Seni tari dapat dibedakan menjadi tiga jenis yaitu: Tari Klasik, Tari Tradisional dan Tari
Garapan Baru. Beberapa contoh tarian sebagai bagian dari kebudayaan suku Jawa antara lain:

1. Tari Bedhaya

Tari Bedhaya Ketawang ini dipercaya diciptakan oleh Sultan Agung, raja pertama dari
kerajaan Mataram, dan disempurnakan oleh Sunan Kalijaga. Tari Bedhaya Ketawang ini, tidak hanya
ditampilkan pada saat penobatan raja yang baru, tetapi juga tiap tahunnya, yang bertepatan dengan
hari penobatan raja atau ratu. Pada pementasan tari Bedhaya Ketawang, digunakan kostum Dodot
Ageng dengan motif Banguntulak alas-alasan. Dari segi alat musik pengiring pun sangat spesial,
karena digunakan yaitu gamelan Kyai Kaduk Manis dan Kyai Manis Renggo. Pada zaman Sri
Susuhunan PakuBuwono XII, pertunjukan tari Bedhaya Ketawang, selalu diselenggarakan pada hari
kedua bulan Reuwah atau bulan Syaban dalam kalender Jawa.

2. Tari Srimpi

Tarian ini tidak diketahui dengan pasti sejak kapan muncul di lingkungan keraton. Tetapi
diperkirakan mulai ada saat Prabu Amiluhur masuk ke keraton. Tarian ini dipentaskan oleh empat
orang putri yang melambangkan empat unsur, dan empat penjuru mata angin.

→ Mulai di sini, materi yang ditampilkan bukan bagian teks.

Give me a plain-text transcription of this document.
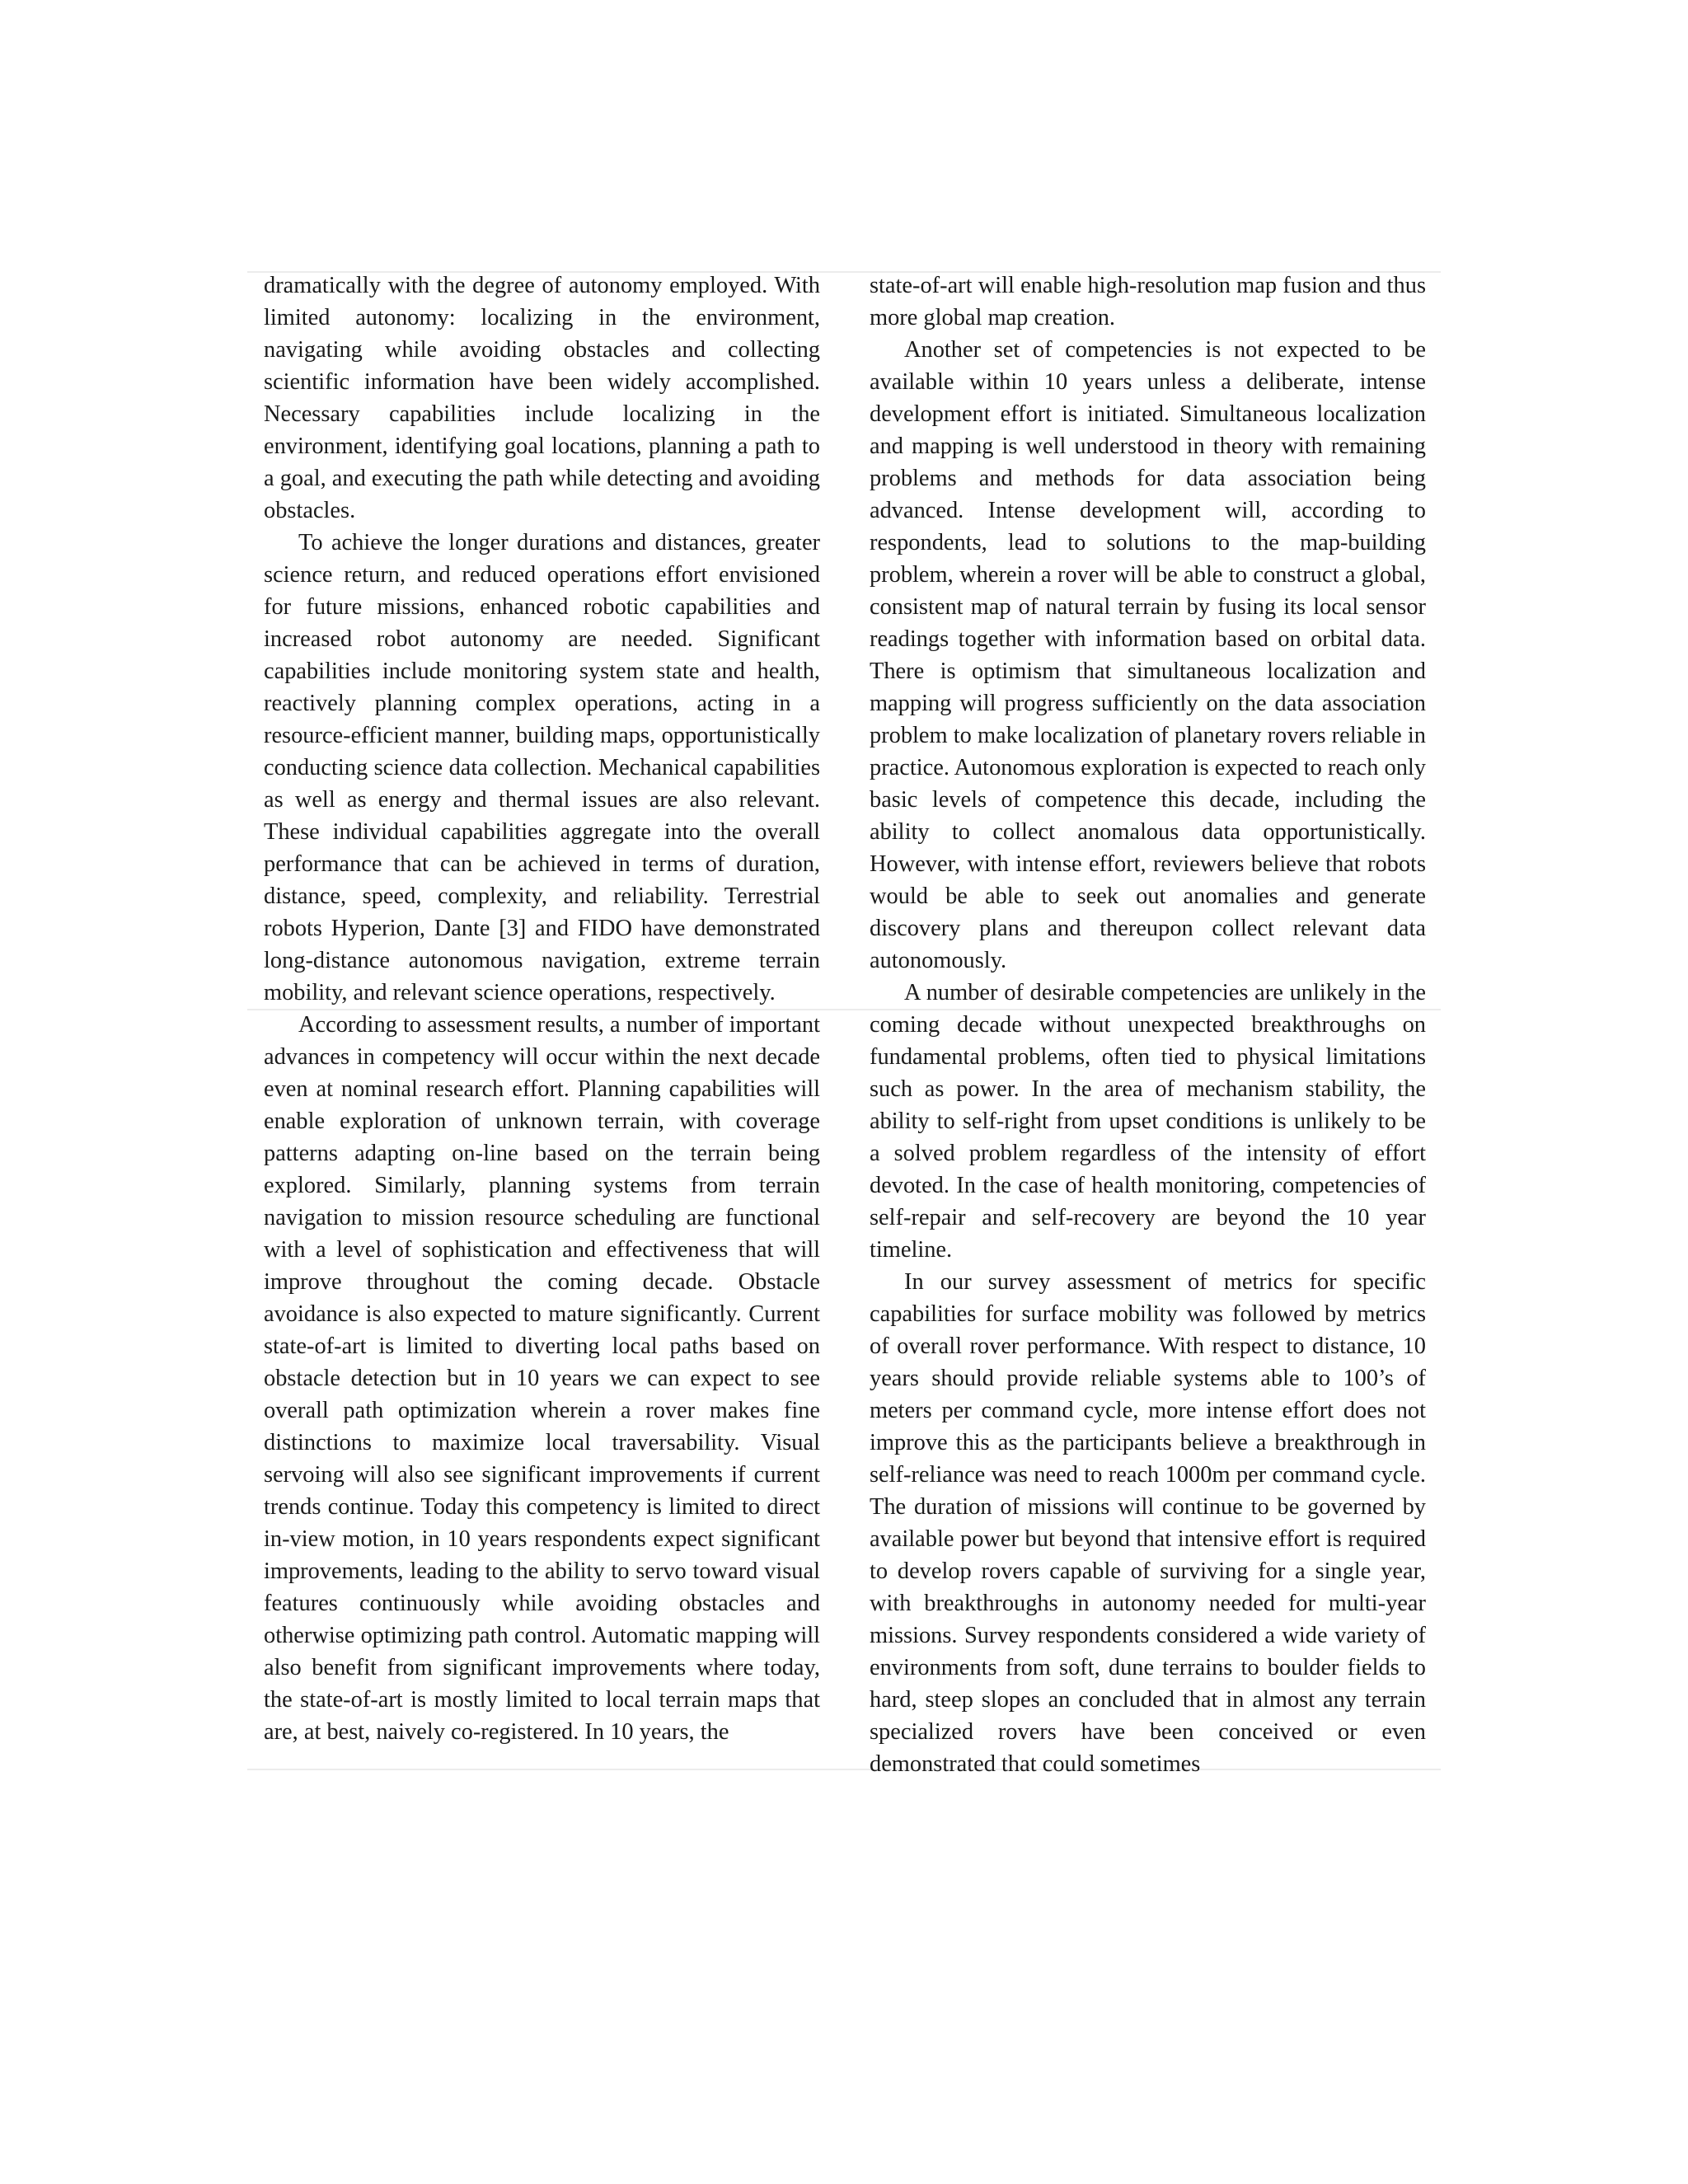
dramatically with the degree of autonomy employed. With limited autonomy: localizing in the environment, navigating while avoiding obstacles and collecting scientific information have been widely accomplished. Necessary capabilities include localizing in the environment, identifying goal locations, planning a path to a goal, and executing the path while detecting and avoiding obstacles.

To achieve the longer durations and distances, greater science return, and reduced operations effort envisioned for future missions, enhanced robotic capabilities and increased robot autonomy are needed. Significant capabilities include monitoring system state and health, reactively planning complex operations, acting in a resource-efficient manner, building maps, opportunistically conducting science data collection. Mechanical capabilities as well as energy and thermal issues are also relevant. These individual capabilities aggregate into the overall performance that can be achieved in terms of duration, distance, speed, complexity, and reliability. Terrestrial robots Hyperion, Dante [3] and FIDO have demonstrated long-distance autonomous navigation, extreme terrain mobility, and relevant science operations, respectively.

According to assessment results, a number of important advances in competency will occur within the next decade even at nominal research effort. Planning capabilities will enable exploration of unknown terrain, with coverage patterns adapting on-line based on the terrain being explored. Similarly, planning systems from terrain navigation to mission resource scheduling are functional with a level of sophistication and effectiveness that will improve throughout the coming decade. Obstacle avoidance is also expected to mature significantly. Current state-of-art is limited to diverting local paths based on obstacle detection but in 10 years we can expect to see overall path optimization wherein a rover makes fine distinctions to maximize local traversability. Visual servoing will also see significant improvements if current trends continue. Today this competency is limited to direct in-view motion, in 10 years respondents expect significant improvements, leading to the ability to servo toward visual features continuously while avoiding obstacles and otherwise optimizing path control. Automatic mapping will also benefit from significant improvements where today, the state-of-art is mostly limited to local terrain maps that are, at best, naively co-registered. In 10 years, the

state-of-art will enable high-resolution map fusion and thus more global map creation.

Another set of competencies is not expected to be available within 10 years unless a deliberate, intense development effort is initiated. Simultaneous localization and mapping is well understood in theory with remaining problems and methods for data association being advanced. Intense development will, according to respondents, lead to solutions to the map-building problem, wherein a rover will be able to construct a global, consistent map of natural terrain by fusing its local sensor readings together with information based on orbital data. There is optimism that simultaneous localization and mapping will progress sufficiently on the data association problem to make localization of planetary rovers reliable in practice. Autonomous exploration is expected to reach only basic levels of competence this decade, including the ability to collect anomalous data opportunistically. However, with intense effort, reviewers believe that robots would be able to seek out anomalies and generate discovery plans and thereupon collect relevant data autonomously.

A number of desirable competencies are unlikely in the coming decade without unexpected breakthroughs on fundamental problems, often tied to physical limitations such as power. In the area of mechanism stability, the ability to self-right from upset conditions is unlikely to be a solved problem regardless of the intensity of effort devoted. In the case of health monitoring, competencies of self-repair and self-recovery are beyond the 10 year timeline.

In our survey assessment of metrics for specific capabilities for surface mobility was followed by metrics of overall rover performance. With respect to distance, 10 years should provide reliable systems able to 100’s of meters per command cycle, more intense effort does not improve this as the participants believe a breakthrough in self-reliance was need to reach 1000m per command cycle. The duration of missions will continue to be governed by available power but beyond that intensive effort is required to develop rovers capable of surviving for a single year, with breakthroughs in autonomy needed for multi-year missions. Survey respondents considered a wide variety of environments from soft, dune terrains to boulder fields to hard, steep slopes an concluded that in almost any terrain specialized rovers have been conceived or even demonstrated that could sometimes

Dari beberapa jenis
tari Srimpi, ada satu yang dianggap sakral atau suci, yaitu Tari Srimpi Anghlir Mendhung.

3. Tari Pethilan

Tari Pethilan adalah suatu tarian yang gerakannya terinspirasi atau mengambil salah satu
bagian dari cerita pewayangan. Dalam pementasannya, tarian ini boleh memiliki gerakan yang sama
atau tidak antar penarinya, boleh menggunakan ontowacono atau dialog dalam tariannya, pakaian
yang digunakan tidak sama setiap penarinya, kecuali yang memerankan lakon kembar. Dalam kisah
yang termuat dalam tarian pun, ada peran yang mati dan yang tetap bertahan hidup.

4. Tari Golek

Tari ini berasal dari Yogyakarta, dan pertama kali dipentaskan pada perayaan pernikahan
KGPH Kusumoyudho dan Gusti Ratu Angger di tahun 1910. Tarian ini menggambarkan cara-cara
berhias diri seorang gadis yang baru memasuki masa dewasanya, agar terlihat lebih cantik dan
menarik.

5. Tari Bondan

Tari Bondan memiliki tiga jenis, yaitu Bondan Cindogo, Bondan Marsidiwi, dan Bondan
Pegunungan atau Tani. Tari Bondan Cindogo dan Marsidiwi, merupakan tarian gembira, dibuat untuk
mengungkapkan kegembiraan atas kelahiran anak.

6. Tari Topeng

Tarian ini sebenarnya secara tidak langsung diilhami oleh wayang wong, atau wayang orang.
Tarian ini sempat mengalami kejayaan pada masa kerajaan Majapahit. Lalu pada masa masuknya
islam, sunan kalijaga menggunakannya sebagai media penyebaran islam. Beliau jugalah yang
menciptakan 9 jenis tari topeng diantaranya: Topeng Panji Ksatrian, Condrokirono, Gunung sari,
Handoko, Raton, Klono, Denowo, Benco, dan Turas. Tari topeng sendiri dianggap sebagai
perlambang sifat manusia, karena banyaknya model topeng yang menggambarkan emosi manusia
yaitu marah, sedih, dan kecewa. Biasanya cerita yang diangkat dalam tari topeng adalah bagian dari
hikayat atau cerita rakyat, terutama cerita-cerita panji.

7. Tari Dolalak

Tarian ini dipentaskan oleh beberapa penari yang mengenakan kostum ala prajurit Belanda
atau Prancis tempo dulu, dan diiringi oleh alat musik seperti kentrung, rebana, kendang, kencer, dan
lain-lain. Menurut legenda, tarian ini terinspirasi dari semangat perjuangan perang rakyat Aceh yang
kemudian meluas ke daerah lain di nusantara.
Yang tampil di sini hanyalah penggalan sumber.